A menina em O Poço é um elemento carregado de simbolismo e mistério. Ela é apresentada no final como a “mensagem” que Goreng tenta enviar ao sistema. Supostamente, ela seria filha de Miharu (Alexandra Masangkay), uma prisioneira que descia pelos níveis à procura de sua filha. No entanto, até sua existência é questionada ao longo do filme, o que a transforma em uma figura ambígua, quase metafórica.

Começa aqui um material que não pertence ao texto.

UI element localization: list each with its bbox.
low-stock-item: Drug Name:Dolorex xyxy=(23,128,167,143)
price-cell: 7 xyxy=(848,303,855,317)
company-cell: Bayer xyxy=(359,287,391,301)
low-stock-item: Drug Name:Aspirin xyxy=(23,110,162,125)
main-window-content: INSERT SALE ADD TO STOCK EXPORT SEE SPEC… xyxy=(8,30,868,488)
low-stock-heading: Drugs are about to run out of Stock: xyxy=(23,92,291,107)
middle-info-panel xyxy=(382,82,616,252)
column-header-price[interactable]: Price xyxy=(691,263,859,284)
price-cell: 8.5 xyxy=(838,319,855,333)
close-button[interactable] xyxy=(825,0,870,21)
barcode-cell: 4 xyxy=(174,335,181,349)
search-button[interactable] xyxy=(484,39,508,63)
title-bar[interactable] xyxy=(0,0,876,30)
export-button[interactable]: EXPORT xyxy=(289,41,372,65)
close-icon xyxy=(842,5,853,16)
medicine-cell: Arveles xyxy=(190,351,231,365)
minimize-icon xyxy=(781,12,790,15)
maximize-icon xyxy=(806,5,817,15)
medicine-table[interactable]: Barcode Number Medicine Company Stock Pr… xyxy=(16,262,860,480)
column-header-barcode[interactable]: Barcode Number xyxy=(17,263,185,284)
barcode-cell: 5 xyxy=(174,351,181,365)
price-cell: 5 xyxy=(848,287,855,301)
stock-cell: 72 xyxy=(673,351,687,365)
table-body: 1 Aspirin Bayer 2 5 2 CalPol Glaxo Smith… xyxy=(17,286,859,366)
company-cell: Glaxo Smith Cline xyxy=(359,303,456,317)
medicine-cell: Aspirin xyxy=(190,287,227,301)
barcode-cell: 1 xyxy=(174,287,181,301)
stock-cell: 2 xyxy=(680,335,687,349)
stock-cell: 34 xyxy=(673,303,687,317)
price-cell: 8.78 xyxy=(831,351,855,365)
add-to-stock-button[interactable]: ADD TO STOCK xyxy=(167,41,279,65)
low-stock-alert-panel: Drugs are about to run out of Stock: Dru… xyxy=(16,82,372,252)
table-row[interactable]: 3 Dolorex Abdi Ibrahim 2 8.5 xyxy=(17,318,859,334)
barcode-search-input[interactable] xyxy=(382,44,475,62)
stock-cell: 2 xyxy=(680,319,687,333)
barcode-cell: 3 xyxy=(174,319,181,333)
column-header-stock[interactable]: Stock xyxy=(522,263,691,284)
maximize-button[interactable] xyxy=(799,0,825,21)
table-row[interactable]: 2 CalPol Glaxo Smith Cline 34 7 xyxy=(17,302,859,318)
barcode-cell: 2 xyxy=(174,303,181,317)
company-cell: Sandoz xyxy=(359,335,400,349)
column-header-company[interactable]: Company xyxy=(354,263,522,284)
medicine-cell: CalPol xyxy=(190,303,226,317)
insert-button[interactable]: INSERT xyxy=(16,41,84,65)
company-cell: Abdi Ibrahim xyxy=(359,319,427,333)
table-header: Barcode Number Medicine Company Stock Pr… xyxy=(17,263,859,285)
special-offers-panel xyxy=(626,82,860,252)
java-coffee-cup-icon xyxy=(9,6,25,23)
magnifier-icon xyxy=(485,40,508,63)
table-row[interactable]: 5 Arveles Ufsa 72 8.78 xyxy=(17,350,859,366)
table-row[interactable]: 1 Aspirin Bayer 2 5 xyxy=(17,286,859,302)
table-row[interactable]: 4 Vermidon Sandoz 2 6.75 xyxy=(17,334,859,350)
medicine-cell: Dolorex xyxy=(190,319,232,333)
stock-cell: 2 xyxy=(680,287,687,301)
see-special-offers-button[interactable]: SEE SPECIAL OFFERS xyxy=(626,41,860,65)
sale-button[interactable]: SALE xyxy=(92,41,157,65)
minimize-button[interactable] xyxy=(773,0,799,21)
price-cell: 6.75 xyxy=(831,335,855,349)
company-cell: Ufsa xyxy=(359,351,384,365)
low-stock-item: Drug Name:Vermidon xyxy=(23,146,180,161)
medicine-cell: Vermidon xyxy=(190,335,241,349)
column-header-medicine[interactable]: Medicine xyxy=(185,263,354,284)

Sendo assim, se ao longo da película temos tantas indicações de que a edificação seja o próprio inferno, a existência da criança acaba simbolizando a ideia de que a esperança pode persistir mesmo nas condições mais adversas, levando a ideia da possibilidade de regeneração e a necessidade de mudança no sistema.
A relação entre Goreng e a menina reflete o seu sacrifício final, que deixando de lado sua própria sobrevivência para garantir a ascensão da criança. Esse ato ecoa temas religiosos de redenção, com Goreng assumindo o papel de mártir para transmitir a mensagem. No cristianismo, por exemplo, o protagonista seria Jesus Cristo, ao passo que Mali representa o Espírito Santo.
Porém, mesmo que aos olhos do espectador a criança tenha pegado o elevador para chegar ao topo, há quem defenda que ela nem exista de verdade, servindo apenas como uma construção simbólica dos temas abordados. Essa interpretação é reforçada quando temos o personagem principal interagindo com tantos outros que já morreram ao longo da trama.
No final, O Poço é uma alegoria para muitas coisas e não se preocupa em oferecer uma resposta clara a quem assiste, por mais que não se contenha em apresentar suas referências na grande maioria das vezes.